Q: How do I determine the proper attire for an interview? Is a suit/formal outfit always the best option if in doubt?
A: I always recommend dressing a step up from what you would wear on a daily basis. Obviously, a business suit is the only choice for any position in an office environment. But for people interviewing for a position where a suit and tie is not required, dress one step up. If normally you will wear blue jeans and a company shirt to work, make sure you are in a nice pair of slacks and collared shirt for the interview.
Q: Companies are interviewing you, but you are also interviewing them. What is important for you, as an interviewee, to find out about the company and the position during an interview?
A: Everyone is unique, so what one person would be after might differ from what is important to another person. The critical thing to remember is, until an offer is extended, the company has the power. If something is said or done in an interview to turn the company off, the candidate never has the chance to even see an offer. Knowing that, it is important to gain the information you need while still asking questions that put the company first. For instance, instead of asking, “If I get promoted, what is the next step in this company?” say, “Ms. Hiring Manager, I understand that progression and promotions are earned over time with exceptional performance. For those employees that have been in this role before and excelled, what has their career track been?”
Get the information that you need to make a decision, but do it in a way that does not come across as shallow or selfish. It is all about presentation and delivery. You can always get the information in a way that makes you look even more professional.
Q: What are the best questions to ask in an interview to show your interest in the company?
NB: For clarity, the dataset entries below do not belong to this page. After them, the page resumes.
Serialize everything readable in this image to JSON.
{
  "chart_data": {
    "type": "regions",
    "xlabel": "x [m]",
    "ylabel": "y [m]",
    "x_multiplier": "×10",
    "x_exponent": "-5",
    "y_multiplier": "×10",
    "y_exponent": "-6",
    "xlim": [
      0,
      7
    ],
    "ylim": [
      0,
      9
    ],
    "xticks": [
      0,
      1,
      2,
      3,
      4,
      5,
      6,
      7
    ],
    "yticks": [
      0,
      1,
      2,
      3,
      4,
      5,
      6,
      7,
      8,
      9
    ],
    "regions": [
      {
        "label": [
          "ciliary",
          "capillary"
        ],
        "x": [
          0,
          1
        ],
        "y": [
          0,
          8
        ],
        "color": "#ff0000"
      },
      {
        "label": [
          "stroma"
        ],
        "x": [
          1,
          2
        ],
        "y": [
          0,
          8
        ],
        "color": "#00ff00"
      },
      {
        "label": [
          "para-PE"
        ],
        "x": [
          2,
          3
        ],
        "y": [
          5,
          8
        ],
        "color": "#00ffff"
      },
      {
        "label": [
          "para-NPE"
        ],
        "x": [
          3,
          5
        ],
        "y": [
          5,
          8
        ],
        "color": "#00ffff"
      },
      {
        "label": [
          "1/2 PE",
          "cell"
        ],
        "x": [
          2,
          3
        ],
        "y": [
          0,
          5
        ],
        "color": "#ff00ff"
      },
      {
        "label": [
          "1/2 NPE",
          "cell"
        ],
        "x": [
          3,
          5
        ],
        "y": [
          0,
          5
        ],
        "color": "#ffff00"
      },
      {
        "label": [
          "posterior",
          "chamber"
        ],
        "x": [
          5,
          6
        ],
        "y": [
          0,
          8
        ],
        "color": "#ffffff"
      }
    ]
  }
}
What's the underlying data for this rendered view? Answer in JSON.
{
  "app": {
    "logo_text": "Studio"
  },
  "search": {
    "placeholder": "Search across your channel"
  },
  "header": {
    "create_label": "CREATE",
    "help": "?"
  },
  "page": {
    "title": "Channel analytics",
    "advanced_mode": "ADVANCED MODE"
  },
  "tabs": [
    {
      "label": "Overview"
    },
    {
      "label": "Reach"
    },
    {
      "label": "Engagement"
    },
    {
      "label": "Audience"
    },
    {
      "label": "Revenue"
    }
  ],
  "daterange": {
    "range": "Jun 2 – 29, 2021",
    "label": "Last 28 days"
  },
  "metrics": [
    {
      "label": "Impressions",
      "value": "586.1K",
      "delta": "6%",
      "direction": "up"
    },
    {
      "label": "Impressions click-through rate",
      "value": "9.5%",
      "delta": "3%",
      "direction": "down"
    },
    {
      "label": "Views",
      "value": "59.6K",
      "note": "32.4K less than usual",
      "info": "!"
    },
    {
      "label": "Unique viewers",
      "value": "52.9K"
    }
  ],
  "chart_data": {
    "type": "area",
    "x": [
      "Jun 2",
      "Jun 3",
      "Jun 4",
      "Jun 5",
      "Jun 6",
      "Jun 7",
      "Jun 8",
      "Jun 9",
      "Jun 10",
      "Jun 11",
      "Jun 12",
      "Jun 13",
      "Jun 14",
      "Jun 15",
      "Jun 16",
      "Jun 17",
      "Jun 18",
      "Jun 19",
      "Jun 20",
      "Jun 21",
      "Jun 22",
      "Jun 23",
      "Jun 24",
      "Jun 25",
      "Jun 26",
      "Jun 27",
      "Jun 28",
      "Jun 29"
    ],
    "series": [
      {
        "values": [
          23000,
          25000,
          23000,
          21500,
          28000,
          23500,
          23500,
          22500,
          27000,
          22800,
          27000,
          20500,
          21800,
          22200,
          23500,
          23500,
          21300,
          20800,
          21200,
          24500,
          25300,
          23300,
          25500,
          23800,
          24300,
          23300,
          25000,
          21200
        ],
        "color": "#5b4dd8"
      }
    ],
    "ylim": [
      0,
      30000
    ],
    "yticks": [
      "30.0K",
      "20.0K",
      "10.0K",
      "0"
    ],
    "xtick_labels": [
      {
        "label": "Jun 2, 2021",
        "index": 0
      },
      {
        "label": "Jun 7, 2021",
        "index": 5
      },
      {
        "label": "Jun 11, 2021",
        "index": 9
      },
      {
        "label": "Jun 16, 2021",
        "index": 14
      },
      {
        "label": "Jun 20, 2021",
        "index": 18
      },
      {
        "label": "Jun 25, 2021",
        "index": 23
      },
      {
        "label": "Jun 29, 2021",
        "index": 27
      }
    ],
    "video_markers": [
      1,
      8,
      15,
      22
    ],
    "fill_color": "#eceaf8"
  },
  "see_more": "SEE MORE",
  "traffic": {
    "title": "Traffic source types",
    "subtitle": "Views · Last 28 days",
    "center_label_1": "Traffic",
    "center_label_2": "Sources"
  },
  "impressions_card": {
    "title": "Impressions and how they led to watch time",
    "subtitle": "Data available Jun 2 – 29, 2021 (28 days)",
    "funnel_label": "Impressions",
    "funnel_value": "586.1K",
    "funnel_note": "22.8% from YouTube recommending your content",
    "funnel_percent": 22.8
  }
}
A: The questions that you ask in an interview are truly the only way to differentiate yourself from everyone else interviewing for the same position. We can all go online, research interviewing tips and techniques, and access similar information. We know the basic “dos and don’ts” of interviewing. Therefore, questions that are unique are going to separate you from your competition. Remember to put yourself in the interviewer’s chair, anticipate areas of opportunity and risk, and ask about them. Let that interviewer know that you have already put yourself in that position and are anticipating ways to make an impact.
Finally, it is critical that you ask for the job. “Mr. Manager, I want you to know that I am extremely interested in this position. Based on our discussion and what you have told me you need, I’m confident I possess all of the traits you are looking for. However, is there anything that you see in my background, and from what we have discussed today, that would prevent me from being successful?”
Don’t exit the room if there are still doubts in the interviewer’s mind. Get the concerns on the table and give yourself a chance to address and overcome any objections they may have.
Q: What sort of research should you do to prepare for an interview?
A: With the access we have to information today, there is no excuse to not do your research on an organization. Visit the company’s website and the interviewer’s LinkedIn page to learn not only as much as you can about the organization, but also about the person that will be conducting the interview. Look for common ground such as, education, community involvement, sports teams, etc. Don’t be a stalker, but discuss those common interests when the opportunity presents itself.